Published: Mar 06, 2012 10:52 PM EST
Updated: Mar 06, 2012 11:59 PM EST

NAPLES, Fla. - Students in Collier County are helping law enforcement fight crime on school campuses by doing the right thing, with some incentive.

The idea is for students to remain anonymous while reporting any criminal behavior going on at school. If the information the give leads to an arrest, they'll immediately get paid.

Deputies say that financial incentive is working to cut down on drugs and crime at Gulf Coast High School and others like it in Collier County.

In the last two weeks, there have been 18 arrests or drug incidents at Gulf Coast High School, half of which have come from tips from students.

"The numbers have just sky rocketed. It's really been a blessing to see," say Corporal Steve Loyd, Youth Relations Deputy at Gulf Coast High School.

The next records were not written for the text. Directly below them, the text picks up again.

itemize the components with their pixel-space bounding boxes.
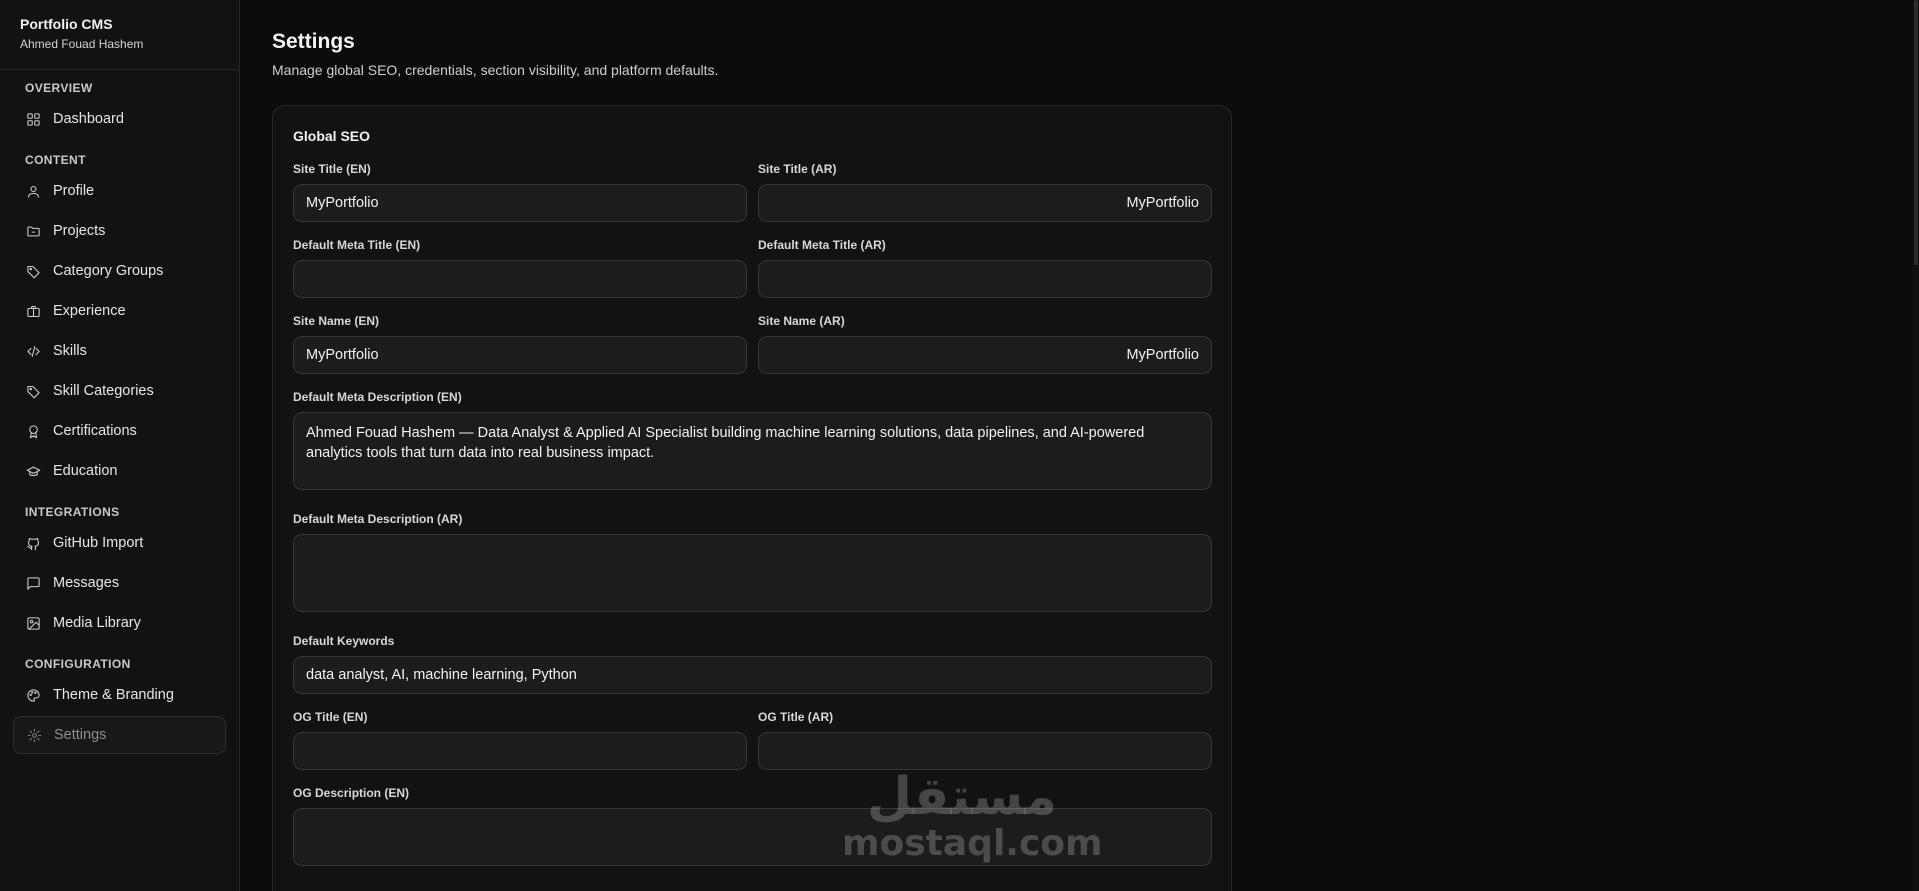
og-title-en-input[interactable] [293,732,747,770]
site-title-ar-field: Site Title (AR) [758,162,1212,222]
sidebar-item-settings[interactable]: Settings [13,716,226,754]
dashboard-icon [25,111,41,127]
meta-description-ar-field: Default Meta Description (AR) [293,512,1212,612]
page-subtitle: Manage global SEO, credentials, section … [272,62,719,78]
field-label: Default Meta Description (EN) [293,390,462,404]
site-title-en-input[interactable] [293,184,747,222]
user-name: Ahmed Fouad Hashem [20,37,144,51]
sidebar-item-profile[interactable]: Profile [13,172,226,210]
sidebar-item-skills[interactable]: Skills [13,332,226,370]
sidebar-item-label: Media Library [53,615,141,631]
sidebar-item-label: Certifications [53,423,137,439]
sidebar-nav: OVERVIEW Dashboard CONTENT Profile Proje… [0,81,239,754]
field-label: Default Meta Description (AR) [293,512,463,526]
gear-icon [26,727,42,743]
meta-description-ar-textarea[interactable] [293,534,1212,612]
meta-title-ar-field: Default Meta Title (AR) [758,238,1212,298]
github-icon [25,535,41,551]
user-icon [25,183,41,199]
tag-icon [25,263,41,279]
award-icon [25,423,41,439]
sidebar-item-media-library[interactable]: Media Library [13,604,226,642]
site-name-ar-input[interactable] [758,336,1212,374]
sidebar-item-label: Settings [54,727,107,743]
sidebar: Portfolio CMS Ahmed Fouad Hashem OVERVIE… [0,0,240,891]
keywords-field: Default Keywords [293,634,1212,694]
meta-description-en-field: Default Meta Description (EN) Ahmed Foua… [293,390,1212,490]
sidebar-item-label: Skill Categories [53,383,154,399]
tag-icon [25,383,41,399]
sidebar-item-label: Dashboard [53,111,124,127]
site-name-en-input[interactable] [293,336,747,374]
site-name-ar-field: Site Name (AR) [758,314,1212,374]
meta-title-en-input[interactable] [293,260,747,298]
meta-title-ar-input[interactable] [758,260,1212,298]
sidebar-item-label: Projects [53,223,106,239]
field-label: OG Title (AR) [758,710,834,724]
section-label-integrations: INTEGRATIONS [25,505,120,519]
sidebar-item-label: Experience [53,303,126,319]
sidebar-item-label: Education [53,463,118,479]
og-title-ar-field: OG Title (AR) [758,710,1212,770]
palette-icon [25,687,41,703]
sidebar-item-dashboard[interactable]: Dashboard [13,100,226,138]
page-scrollbar[interactable] [1913,0,1919,891]
sidebar-item-label: Skills [53,343,87,359]
brand-header: Portfolio CMS Ahmed Fouad Hashem [0,0,239,70]
field-label: OG Description (EN) [293,786,410,800]
graduation-cap-icon [25,463,41,479]
sidebar-item-label: Profile [53,183,95,199]
field-label: Default Meta Title (EN) [293,238,421,252]
og-description-en-textarea[interactable] [293,808,1212,866]
sidebar-item-label: Messages [53,575,120,591]
briefcase-icon [25,303,41,319]
message-icon [25,575,41,591]
sidebar-item-label: Category Groups [53,263,164,279]
meta-description-en-textarea[interactable]: Ahmed Fouad Hashem — Data Analyst & Appl… [293,412,1212,490]
page-title: Settings [272,30,355,53]
sidebar-item-education[interactable]: Education [13,452,226,490]
site-title-en-field: Site Title (EN) [293,162,747,222]
sidebar-item-label: GitHub Import [53,535,144,551]
og-title-ar-input[interactable] [758,732,1212,770]
sidebar-item-skill-categories[interactable]: Skill Categories [13,372,226,410]
meta-title-en-field: Default Meta Title (EN) [293,238,747,298]
field-label: Default Keywords [293,634,395,648]
og-description-en-field: OG Description (EN) [293,786,1212,866]
folder-icon [25,223,41,239]
app-name: Portfolio CMS [20,16,113,32]
sidebar-item-category-groups[interactable]: Category Groups [13,252,226,290]
section-label-configuration: CONFIGURATION [25,657,131,671]
site-name-en-field: Site Name (EN) [293,314,747,374]
site-title-ar-input[interactable] [758,184,1212,222]
scrollbar-thumb[interactable] [1914,0,1918,265]
sidebar-item-github-import[interactable]: GitHub Import [13,524,226,562]
card-title: Global SEO [293,128,371,144]
og-title-en-field: OG Title (EN) [293,710,747,770]
code-icon [25,343,41,359]
field-label: Site Title (EN) [293,162,371,176]
sidebar-item-projects[interactable]: Projects [13,212,226,250]
section-label-overview: OVERVIEW [25,81,93,95]
keywords-input[interactable] [293,656,1212,694]
sidebar-item-label: Theme & Branding [53,687,174,703]
field-label: Site Name (AR) [758,314,845,328]
image-icon [25,615,41,631]
global-seo-card: Global SEO Site Title (EN) Site Title (A… [272,105,1232,891]
section-label-content: CONTENT [25,153,86,167]
sidebar-item-messages[interactable]: Messages [13,564,226,602]
field-label: Default Meta Title (AR) [758,238,886,252]
sidebar-item-experience[interactable]: Experience [13,292,226,330]
field-label: OG Title (EN) [293,710,368,724]
sidebar-item-theme-branding[interactable]: Theme & Branding [13,676,226,714]
field-label: Site Title (AR) [758,162,837,176]
sidebar-item-certifications[interactable]: Certifications [13,412,226,450]
field-label: Site Name (EN) [293,314,380,328]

Loyd has worked at Gulf Coast High for over a decade. He says the more tips they get from students, the more they, as officers, can do to keep schools safe.

"A lot of the rumors going around school are that the kids are scared to bring some stuff to school because they're afraid their friends are going to turn them in for a reward," Loyd said.

Students are all rewarded on a case by case basis getting anywhere from $50 - $1,000. If the information they give leads to an arrest, or even expulsion, they're given a personal ID number. They take that number to a local bank and walk out with the cash.

Loyd says, "normally they make a couple hundred dollars turning a kid in for a small amount of marijuana."

Trish Routte with Southwest Florida Crimestoppers says, ""we had one just the other day. A student was dealing narcotics at a Collier County High School. They've been expelled for the entire year because of what they've done and that information simply came from another student who knew about what was going on."

That student will now be able to collect a $200 reward. "It rewards them and it will help them make that decision again and they will tell their friends about it and their friends will jump on board and do the same thing," Loyd said.

The crime doesn't have to happen inside the school. Kids are also rewarded if they turn in another student for something they know about in the community, like a home burglary.